Public Subnets have direct internet access via an Internet Gateway, hosting resources like web servers that serve external traffic.

Private Subnets lack direct internet access, using a NAT Gateway for outbound traffic, ideal for secure resources like databases.

Both structure VPCs: Public for external access, Private for internal security.

Fun Fact: Private subnets can still access the internet indirectly via NAT Gateway!

Section 1 - Connectivity and Access

Public Subnets route to an Internet Gateway—e.g., an EC2 instance (10.0.0.10) with a public IP serves HTTP traffic. Requires route table entry:

0.0.0.0/0 -> igw-12345678

Private Subnets route to a NAT Gateway in a public subnet—e.g., a DB instance (10.0.1.10) fetches updates but blocks inbound traffic. Route table entry:

0.0.0.0/0 -> nat-87654321

Scenario: Public Subnet hosts a web server; Private Subnet hosts a backend API.

Section 2 - Security and Best Practices

Public Subnets require tight Security Groups and NACLs—e.g., allow TCP 80/443 only. Use Elastic IPs for consistent addressing.

Private Subnets are inherently secure, blocking inbound traffic. Use Security Groups for outbound control—e.g., allow TCP 443 to 0.0.0.0/0 for updates.

Best practices: Public Subnets for load balancers or bastion hosts; Private Subnets for databases or app servers. Use multi-AZ for resilience.

Scenario: Public Subnet uses ALB with WAF; Private Subnet restricts DB access to app servers.

Key Insight: Private Subnets reduce attack surfaces significantly!

Section 3 - Cost and Resource Placement

Public Subnets incur data transfer costs via Internet Gateway—e.g., $0.09/GB outbound in us-east-1. Elastic IPs cost $0.005/hour if unattached.

Private Subnets add NAT Gateway costs—e.g., $0.045/hour + $0.045/GB. Example: 1TB/month costs ~$136.80.

Place public-facing resources (ALB, web servers) in Public Subnets; place sensitive resources (RDS, Lambda) in Private Subnets.

Scenario: Public Subnet for cost-free IGW traffic; Private Subnet for secure but costlier NAT traffic.

Section 4 - Use Case Scenarios

Public Subnets suit customer-facing apps—e.g., an e-commerce site’s ALB and web servers handling global traffic.

Private Subnets fit internal or sensitive apps—e.g., a payment processor or employee portal with no public access.

Scenario: Public Subnet for a blog’s frontend; Private Subnet for its CMS database.

Quick Tip: Use multiple Private Subnets per AZ for workload isolation!

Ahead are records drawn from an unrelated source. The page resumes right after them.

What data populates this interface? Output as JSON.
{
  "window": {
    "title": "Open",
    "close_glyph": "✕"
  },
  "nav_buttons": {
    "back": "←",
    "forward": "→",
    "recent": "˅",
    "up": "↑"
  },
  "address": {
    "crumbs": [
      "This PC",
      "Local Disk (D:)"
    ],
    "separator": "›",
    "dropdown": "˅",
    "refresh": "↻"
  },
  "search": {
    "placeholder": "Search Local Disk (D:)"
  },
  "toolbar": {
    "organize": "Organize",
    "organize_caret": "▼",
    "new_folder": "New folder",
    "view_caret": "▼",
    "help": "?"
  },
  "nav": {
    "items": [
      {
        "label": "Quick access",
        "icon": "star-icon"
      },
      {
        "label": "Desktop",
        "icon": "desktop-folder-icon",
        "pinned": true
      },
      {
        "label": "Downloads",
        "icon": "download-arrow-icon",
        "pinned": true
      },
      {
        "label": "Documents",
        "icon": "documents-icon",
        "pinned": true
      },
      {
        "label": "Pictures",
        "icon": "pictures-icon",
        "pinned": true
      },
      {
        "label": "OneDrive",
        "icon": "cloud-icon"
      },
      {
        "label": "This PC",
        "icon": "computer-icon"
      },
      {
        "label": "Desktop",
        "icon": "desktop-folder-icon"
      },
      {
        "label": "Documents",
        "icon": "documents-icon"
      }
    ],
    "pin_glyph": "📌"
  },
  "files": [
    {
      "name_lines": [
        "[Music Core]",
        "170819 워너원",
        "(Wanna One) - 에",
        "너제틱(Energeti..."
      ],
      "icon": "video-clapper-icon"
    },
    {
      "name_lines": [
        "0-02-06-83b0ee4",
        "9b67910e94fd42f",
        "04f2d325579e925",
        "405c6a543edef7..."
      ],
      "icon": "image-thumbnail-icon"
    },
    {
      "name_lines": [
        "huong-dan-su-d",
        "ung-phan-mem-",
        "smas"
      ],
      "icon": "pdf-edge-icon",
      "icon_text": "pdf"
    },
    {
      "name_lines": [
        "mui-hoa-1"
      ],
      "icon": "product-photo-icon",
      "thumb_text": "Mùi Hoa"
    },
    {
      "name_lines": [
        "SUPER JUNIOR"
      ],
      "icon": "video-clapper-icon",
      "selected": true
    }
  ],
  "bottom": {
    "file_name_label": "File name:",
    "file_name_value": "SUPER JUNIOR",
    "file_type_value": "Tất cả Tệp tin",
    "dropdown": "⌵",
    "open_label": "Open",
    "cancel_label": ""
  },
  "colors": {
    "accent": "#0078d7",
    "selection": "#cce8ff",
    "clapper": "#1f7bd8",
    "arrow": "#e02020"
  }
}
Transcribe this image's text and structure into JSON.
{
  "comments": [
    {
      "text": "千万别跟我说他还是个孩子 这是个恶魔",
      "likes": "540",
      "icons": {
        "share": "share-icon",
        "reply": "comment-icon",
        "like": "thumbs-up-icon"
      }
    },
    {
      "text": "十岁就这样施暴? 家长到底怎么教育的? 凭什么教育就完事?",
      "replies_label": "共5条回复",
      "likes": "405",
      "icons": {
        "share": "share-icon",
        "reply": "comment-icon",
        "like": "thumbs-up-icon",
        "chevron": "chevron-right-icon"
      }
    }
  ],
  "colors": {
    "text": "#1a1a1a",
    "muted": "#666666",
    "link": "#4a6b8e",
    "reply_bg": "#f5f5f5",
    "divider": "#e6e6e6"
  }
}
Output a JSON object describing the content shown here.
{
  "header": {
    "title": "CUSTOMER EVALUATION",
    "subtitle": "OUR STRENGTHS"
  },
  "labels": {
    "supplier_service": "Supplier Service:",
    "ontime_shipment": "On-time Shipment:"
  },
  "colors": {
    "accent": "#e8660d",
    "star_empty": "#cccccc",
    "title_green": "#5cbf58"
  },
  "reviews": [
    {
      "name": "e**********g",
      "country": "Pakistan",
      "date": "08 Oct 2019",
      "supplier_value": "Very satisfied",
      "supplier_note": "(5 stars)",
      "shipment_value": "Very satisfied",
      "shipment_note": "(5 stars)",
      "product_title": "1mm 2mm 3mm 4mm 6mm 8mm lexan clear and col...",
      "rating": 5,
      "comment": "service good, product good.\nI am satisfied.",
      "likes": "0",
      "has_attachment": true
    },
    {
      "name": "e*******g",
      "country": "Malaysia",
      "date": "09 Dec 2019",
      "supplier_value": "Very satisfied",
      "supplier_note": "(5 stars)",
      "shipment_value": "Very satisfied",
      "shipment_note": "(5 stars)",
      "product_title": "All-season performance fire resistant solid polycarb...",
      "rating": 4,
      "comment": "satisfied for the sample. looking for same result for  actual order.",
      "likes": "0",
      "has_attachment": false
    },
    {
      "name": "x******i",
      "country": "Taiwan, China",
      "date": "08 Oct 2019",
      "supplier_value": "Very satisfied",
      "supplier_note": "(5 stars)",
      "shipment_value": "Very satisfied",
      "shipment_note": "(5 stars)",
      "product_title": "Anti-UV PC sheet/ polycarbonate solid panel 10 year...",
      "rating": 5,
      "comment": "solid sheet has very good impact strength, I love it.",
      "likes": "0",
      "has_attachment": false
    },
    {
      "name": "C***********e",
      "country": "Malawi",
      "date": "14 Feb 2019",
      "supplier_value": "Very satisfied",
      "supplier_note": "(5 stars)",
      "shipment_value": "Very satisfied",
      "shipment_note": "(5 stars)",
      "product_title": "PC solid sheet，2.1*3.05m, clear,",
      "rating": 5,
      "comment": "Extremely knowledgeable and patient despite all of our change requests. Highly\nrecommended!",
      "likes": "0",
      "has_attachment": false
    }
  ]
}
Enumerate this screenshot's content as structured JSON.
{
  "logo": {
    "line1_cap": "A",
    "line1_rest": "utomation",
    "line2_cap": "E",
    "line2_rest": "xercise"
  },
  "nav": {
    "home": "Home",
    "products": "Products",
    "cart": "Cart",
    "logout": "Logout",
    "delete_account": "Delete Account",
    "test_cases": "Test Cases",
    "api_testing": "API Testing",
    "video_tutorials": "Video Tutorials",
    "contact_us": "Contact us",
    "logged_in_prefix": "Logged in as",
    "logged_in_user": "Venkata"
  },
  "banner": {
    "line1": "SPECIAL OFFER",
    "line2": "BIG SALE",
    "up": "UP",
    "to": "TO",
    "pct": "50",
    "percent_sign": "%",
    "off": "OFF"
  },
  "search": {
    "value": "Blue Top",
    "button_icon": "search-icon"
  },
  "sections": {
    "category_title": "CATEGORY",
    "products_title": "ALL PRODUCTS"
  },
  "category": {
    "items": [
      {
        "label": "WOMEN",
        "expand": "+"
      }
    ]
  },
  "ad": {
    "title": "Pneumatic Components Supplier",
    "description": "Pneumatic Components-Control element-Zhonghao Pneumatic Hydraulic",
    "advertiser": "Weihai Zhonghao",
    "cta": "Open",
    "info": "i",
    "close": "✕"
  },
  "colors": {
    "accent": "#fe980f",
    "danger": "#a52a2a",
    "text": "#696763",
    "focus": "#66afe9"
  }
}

Section 5 - Comparison Table

Aspect Public Subnets Private Subnets
Internet Access Direct (IGW) Outbound (NAT)
Security SGs/NACLs Inbound Blocked
Cost Data Only NAT + Data
Resources ALB, Web Servers DBs, App Servers
Best For Public Apps Secure Apps

Public Subnets for external access, Private Subnets for security. Use both for balanced VPCs.

Conclusion

Public and Private Subnets structure VPCs for accessibility and security. Public Subnets enable direct internet access for customer-facing resources, ideal for web servers or load balancers. Private Subnets protect sensitive resources with outbound-only access, perfect for databases or internal apps.

Weigh access (direct vs. outbound), security (open vs. blocked), and cost (data vs. NAT). Use Public Subnets for public apps, Private Subnets for secure workloads—or combine: Public for frontends, Private for backends.

Pro Tip: Design VPCs with multi-AZ Public and Private Subnets for resilience!